= John Frederick Perkins =

British entomologist (1910–1983)

John Frederick Perkins FRES (5 May 1910 – 14 May 1983) was an English entomologist. He was born in Paignton, Devon, the son of Zoë Lucy Sherrard Alatau and Robert Cyril Layton Perkins, also a hymenopterist. He was first educated at Newton College (Devon) and graduated with a First class Honours degree from the Imperial College of Science and Technology in 1932. In 1933, he was appointed an Assistant Keeper in the Department of Entomology British Museum (Natural History) where he specialised in Hymenoptera.

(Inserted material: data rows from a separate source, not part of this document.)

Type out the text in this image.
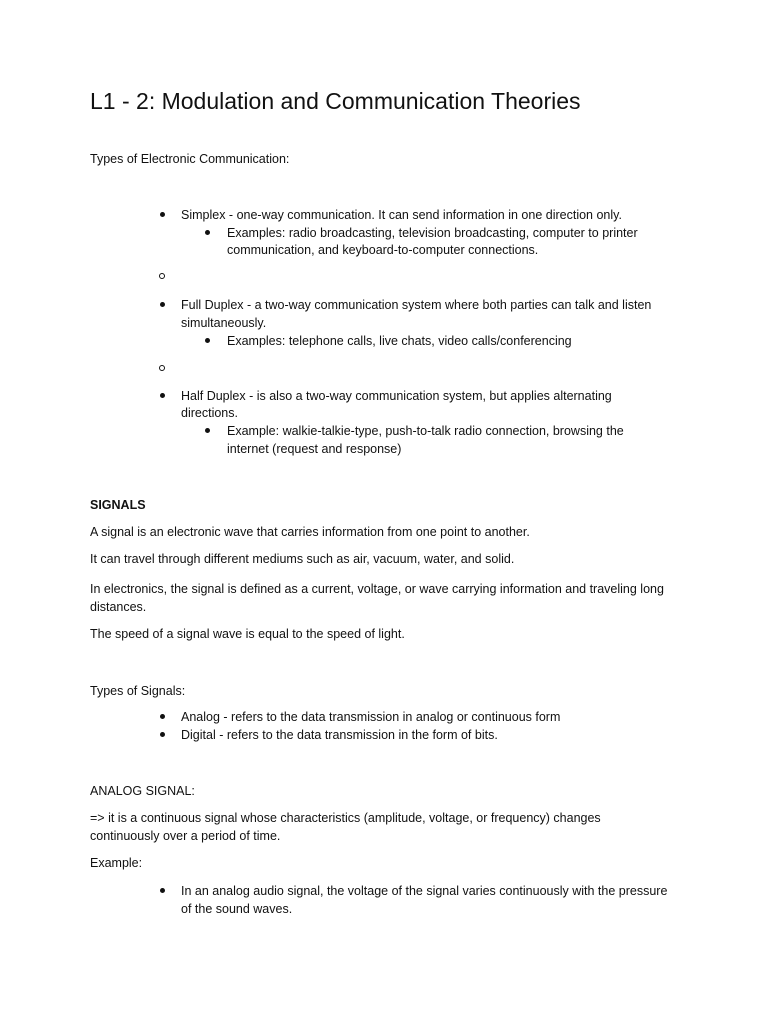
L1 - 2: Modulation and Communication Theories

Types of Electronic Communication:

Simplex - one-way communication. It can send information in one direction only.

Examples: radio broadcasting, television broadcasting, computer to printer

communication, and keyboard-to-computer connections.

Full Duplex - a two-way communication system where both parties can talk and listen

simultaneously.

Examples: telephone calls, live chats, video calls/conferencing

Half Duplex - is also a two-way communication system, but applies alternating

directions.

Example: walkie-talkie-type, push-to-talk radio connection, browsing the

internet (request and response)

SIGNALS

A signal is an electronic wave that carries information from one point to another.

It can travel through different mediums such as air, vacuum, water, and solid.

In electronics, the signal is defined as a current, voltage, or wave carrying information and traveling long

distances.

The speed of a signal wave is equal to the speed of light.

Types of Signals:

Analog - refers to the data transmission in analog or continuous form

Digital - refers to the data transmission in the form of bits.

ANALOG SIGNAL:

=> it is a continuous signal whose characteristics (amplitude, voltage, or frequency) changes

continuously over a period of time.

Example:

In an analog audio signal, the voltage of the signal varies continuously with the pressure

of the sound waves.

He was a Fellow of the Royal Entomological Society.

==Works==
Partial list
- 1959 Ichneumonidae, key to subfamilies and Ichneumoninae 1. Handbk Ident. Br. Insects 7 (Part 2ai), 1–116. Royal Entomological Society.
- 1960 Hymenoptera: Ichneumonoidea: Ichneumonidae, subfamilies Ichneumoninae 2, Alomyinae, Agriotypinae and Lycorininae. Handbk Ident. Br. Insects 7 (Part 2aii), 1–96. Royal Entomological Society.
- 1962 Perkins, J.F. 1962. On the type species of Förster's genera (Hymenoptera: Ichneumonidae). Bulletin of the British Museum (Natural History). 11:385-483.
- 1976. Hymenoptera Bethyloidea. Handbooks for the Identification of British Insects 6 (3a), 1–38. Royal Entomological Society.